Если бы я и дальше стремилась обезопасить детей от сложностей мира манипуляциями, то рано или поздно пришла бы к ситуации, в которой двери искреннего общения оказались бы закрыты, а в наших отношениях процветало бы креативное враньё. Нас ждал тупик: сыновья просто начали бы скрывать от меня свои поступки и намерения. Предпосылки я уже создала. Ведь это я начала маскировать свои реальные мотивы мнимыми нарушениями с их стороны.
Но что же делать, чтобы одновременно чувствовать, что дети находятся в безопасности, и при этом предоставлять им желаемую свободу действий? Как повысить влияние, не используя директивность?

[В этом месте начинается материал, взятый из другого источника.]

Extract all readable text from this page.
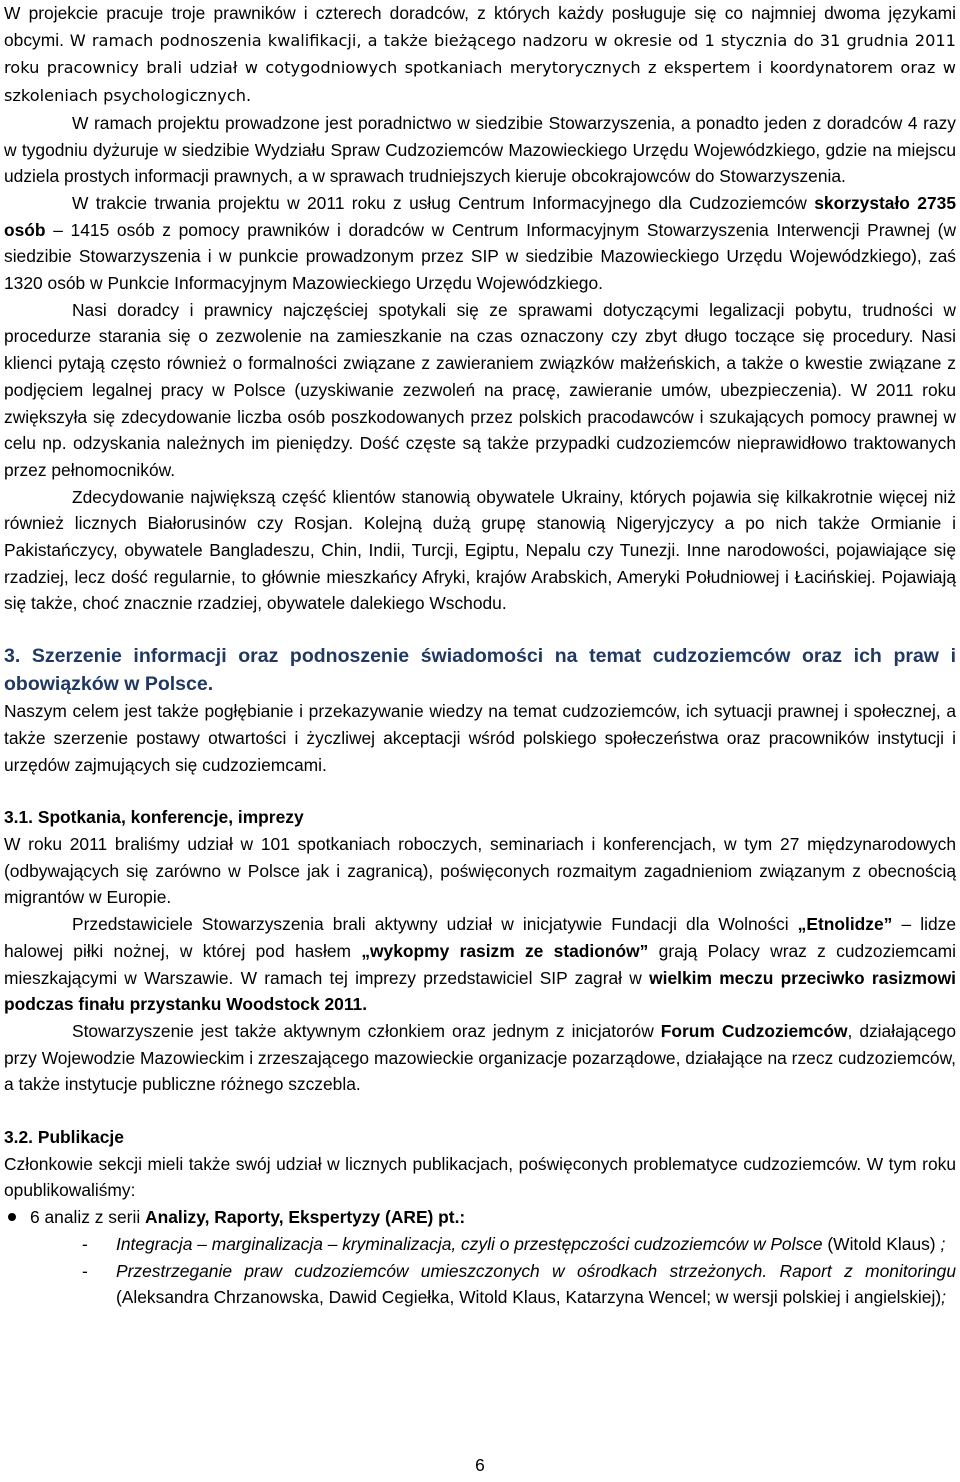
W projekcie pracuje troje prawników i czterech doradców, z których każdy posługuje się co najmniej dwoma językami obcymi. W ramach podnoszenia kwalifikacji, a także bieżącego nadzoru w okresie od 1 stycznia do 31 grudnia 2011 roku pracownicy brali udział w cotygodniowych spotkaniach merytorycznych z ekspertem i koordynatorem oraz w szkoleniach psychologicznych.

W ramach projektu prowadzone jest poradnictwo w siedzibie Stowarzyszenia, a ponadto jeden z doradców 4 razy w tygodniu dyżuruje w siedzibie Wydziału Spraw Cudzoziemców Mazowieckiego Urzędu Wojewódzkiego, gdzie na miejscu udziela prostych informacji prawnych, a w sprawach trudniejszych kieruje obcokrajowców do Stowarzyszenia.

W trakcie trwania projektu w 2011 roku z usług Centrum Informacyjnego dla Cudzoziemców skorzystało 2735 osób – 1415 osób z pomocy prawników i doradców w Centrum Informacyjnym Stowarzyszenia Interwencji Prawnej (w siedzibie Stowarzyszenia i w punkcie prowadzonym przez SIP w siedzibie Mazowieckiego Urzędu Wojewódzkiego), zaś 1320 osób w Punkcie Informacyjnym Mazowieckiego Urzędu Wojewódzkiego.

Nasi doradcy i prawnicy najczęściej spotykali się ze sprawami dotyczącymi legalizacji pobytu, trudności w procedurze starania się o zezwolenie na zamieszkanie na czas oznaczony czy zbyt długo toczące się procedury. Nasi klienci pytają często również o formalności związane z zawieraniem związków małżeńskich, a także o kwestie związane z podjęciem legalnej pracy w Polsce (uzyskiwanie zezwoleń na pracę, zawieranie umów, ubezpieczenia). W 2011 roku zwiększyła się zdecydowanie liczba osób poszkodowanych przez polskich pracodawców i szukających pomocy prawnej w celu np. odzyskania należnych im pieniędzy. Dość częste są także przypadki cudzoziemców nieprawidłowo traktowanych przez pełnomocników.

Zdecydowanie największą część klientów stanowią obywatele Ukrainy, których pojawia się kilkakrotnie więcej niż również licznych Białorusinów czy Rosjan. Kolejną dużą grupę stanowią Nigeryjczycy a po nich także Ormianie i Pakistańczycy, obywatele Bangladeszu, Chin, Indii, Turcji, Egiptu, Nepalu czy Tunezji. Inne narodowości, pojawiające się rzadziej, lecz dość regularnie, to głównie mieszkańcy Afryki, krajów Arabskich, Ameryki Południowej i Łacińskiej. Pojawiają się także, choć znacznie rzadziej, obywatele dalekiego Wschodu.

3. Szerzenie informacji oraz podnoszenie świadomości na temat cudzoziemców oraz ich praw i obowiązków w Polsce.

Naszym celem jest także pogłębianie i przekazywanie wiedzy na temat cudzoziemców, ich sytuacji prawnej i społecznej, a także szerzenie postawy otwartości i życzliwej akceptacji wśród polskiego społeczeństwa oraz pracowników instytucji i urzędów zajmujących się cudzoziemcami.

3.1. Spotkania, konferencje, imprezy

W roku 2011 braliśmy udział w 101 spotkaniach roboczych, seminariach i konferencjach, w tym 27 międzynarodowych (odbywających się zarówno w Polsce jak i zagranicą), poświęconych rozmaitym zagadnieniom związanym z obecnością migrantów w Europie.

Przedstawiciele Stowarzyszenia brali aktywny udział w inicjatywie Fundacji dla Wolności „Etnolidze” – lidze halowej piłki nożnej, w której pod hasłem „wykopmy rasizm ze stadionów” grają Polacy wraz z cudzoziemcami mieszkającymi w Warszawie. W ramach tej imprezy przedstawiciel SIP zagrał w wielkim meczu przeciwko rasizmowi podczas finału przystanku Woodstock 2011.

Stowarzyszenie jest także aktywnym członkiem oraz jednym z inicjatorów Forum Cudzoziemców, działającego przy Wojewodzie Mazowieckim i zrzeszającego mazowieckie organizacje pozarządowe, działające na rzecz cudzoziemców, a także instytucje publiczne różnego szczebla.

3.2. Publikacje

Członkowie sekcji mieli także swój udział w licznych publikacjach, poświęconych problematyce cudzoziemców. W tym roku opublikowaliśmy:

6 analiz z serii Analizy, Raporty, Ekspertyzy (ARE) pt.:
- Integracja – marginalizacja – kryminalizacja, czyli o przestępczości cudzoziemców w Polsce (Witold Klaus) ;
- Przestrzeganie praw cudzoziemców umieszczonych w ośrodkach strzeżonych. Raport z monitoringu (Aleksandra Chrzanowska, Dawid Cegiełka, Witold Klaus, Katarzyna Wencel; w wersji polskiej i angielskiej);
6
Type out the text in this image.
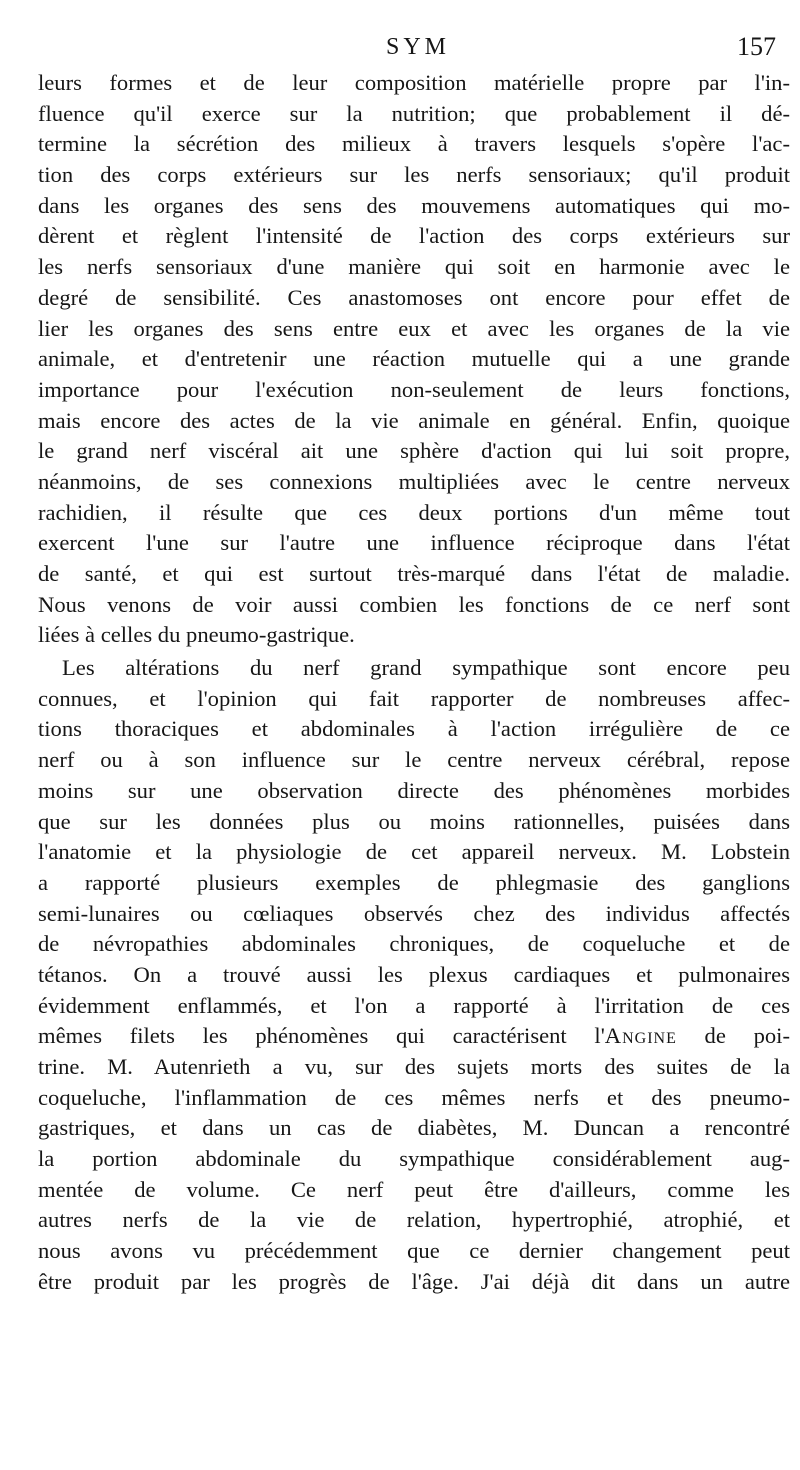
SYM	157
leurs formes et de leur composition matérielle propre par l'in-
fluence qu'il exerce sur la nutrition; que probablement il dé-
termine la sécrétion des milieux à travers lesquels s'opère l'ac-
tion des corps extérieurs sur les nerfs sensoriaux; qu'il produit
dans les organes des sens des mouvemens automatiques qui mo-
dèrent et règlent l'intensité de l'action des corps extérieurs sur
les nerfs sensoriaux d'une manière qui soit en harmonie avec le
degré de sensibilité. Ces anastomoses ont encore pour effet de
lier les organes des sens entre eux et avec les organes de la vie
animale, et d'entretenir une réaction mutuelle qui a une grande
importance pour l'exécution non-seulement de leurs fonctions,
mais encore des actes de la vie animale en général. Enfin, quoique
le grand nerf viscéral ait une sphère d'action qui lui soit propre,
néanmoins, de ses connexions multipliées avec le centre nerveux
rachidien, il résulte que ces deux portions d'un même tout
exercent l'une sur l'autre une influence réciproque dans l'état
de santé, et qui est surtout très-marqué dans l'état de maladie.
Nous venons de voir aussi combien les fonctions de ce nerf sont
liées à celles du pneumo-gastrique.
Les altérations du nerf grand sympathique sont encore peu
connues, et l'opinion qui fait rapporter de nombreuses affec-
tions thoraciques et abdominales à l'action irrégulière de ce
nerf ou à son influence sur le centre nerveux cérébral, repose
moins sur une observation directe des phénomènes morbides
que sur les données plus ou moins rationnelles, puisées dans
l'anatomie et la physiologie de cet appareil nerveux. M. Lobstein
a rapporté plusieurs exemples de phlegmasie des ganglions
semi-lunaires ou cœliaques observés chez des individus affectés
de névropathies abdominales chroniques, de coqueluche et de
tétanos. On a trouvé aussi les plexus cardiaques et pulmonaires
évidemment enflammés, et l'on a rapporté à l'irritation de ces
mêmes filets les phénomènes qui caractérisent l'Angine de poi-
trine. M. Autenrieth a vu, sur des sujets morts des suites de la
coqueluche, l'inflammation de ces mêmes nerfs et des pneumo-
gastriques, et dans un cas de diabètes, M. Duncan a rencontré
la portion abdominale du sympathique considérablement aug-
mentée de volume. Ce nerf peut être d'ailleurs, comme les
autres nerfs de la vie de relation, hypertrophié, atrophié, et
nous avons vu précédemment que ce dernier changement peut
être produit par les progrès de l'âge. J'ai déjà dit dans un autre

Для меня решением стало использование компетенций ментора. Я поделилась с сыновьями своими переживаниями, рассказала о страхах, озвучила идеи для решения ситуации и спросила их, что они сами об этом думают. Мы поговорили не с позиции «родитель ребёнок», а с позиции «взрослый взрослый». И сыновья осознали ответственность за своё поведение. Они поняли, что у меня есть основания переживать за их безопасность, что я не стремлюсь следить за каждым их шагом, но хочу быть уверена, что они в порядке. С тех пор парни без напоминаний звонят мне, если где-то задерживаются, а когда идут к друзьям, то оставляют координаты. Я открыто могу поделиться с ними своим беспокойством, и сыновья предлагают решения СМС ближе к 22:00 «со мной все ОК». Понимаю, что так будет не всегда, но пока они подростки, эти договорённости значимы для меня, как значимо и наше партнёрство, и взаимное уважение к друг другу.
Данный пример не единственный прорыв в отношениях с детьми благодаря практике менторинга. Дети растут, роли меняются, директивное воспитание и контроль уступают место взаимодействию по схеме «равный равный».
Было время, когда я читала своим детям научно обоснованные скучные лекции о том, каким нужно быть человеком, говорила о проактивности и саморазвитии. Даже Абрахама Маслоу помню цитировала, Петра I заставляла читать и другие полезные книги. Я удивлялась, почему они не следуют моим установкам, ведь я же так хорошо всё объяснила. Но у сыновей мои дидактические выступления вызывали только смех естественную защитную реакцию. Сейчас я тоже смеюсь, вспоминая свои попытки «лекционного» воспитания. Менторинг помог мне осознать, что говорить надо только тогда, когда тебя хотят услышать, когда твой опыт действительно интересен. Я поняла, что навязывать знания детям пустая трата времени. Мне пригодились и навыки коучинга: умение задавать вопросы, которые стимулируют мышление и поиск нужной информации.
Ещё момент, не каждый родитель может стать стопроцентным коучем или ментором для своих детей, потому что наверняка не ограничится слушанием и задаванием вопросов, а непременно предложит варианты действий. Важно, чтобы эти варианты именно предлагались, а не навязывались в этом состоит суть менторинга.
Владение компетенциями ментора подарило мне возможность стать лучшим родителем, чем я была прежде. Менторинг стал для меня инструментом развития эмпатии, укрепления взаимопонимания и доверия, а также влияния в тех аспектах, где неэффективен контроль. Поэтому я надеюсь, что распространение развивающего наставничества в России будет связано не только с корпоративными формами работы, но и с семейными вопросами, личными взаимоотношениями.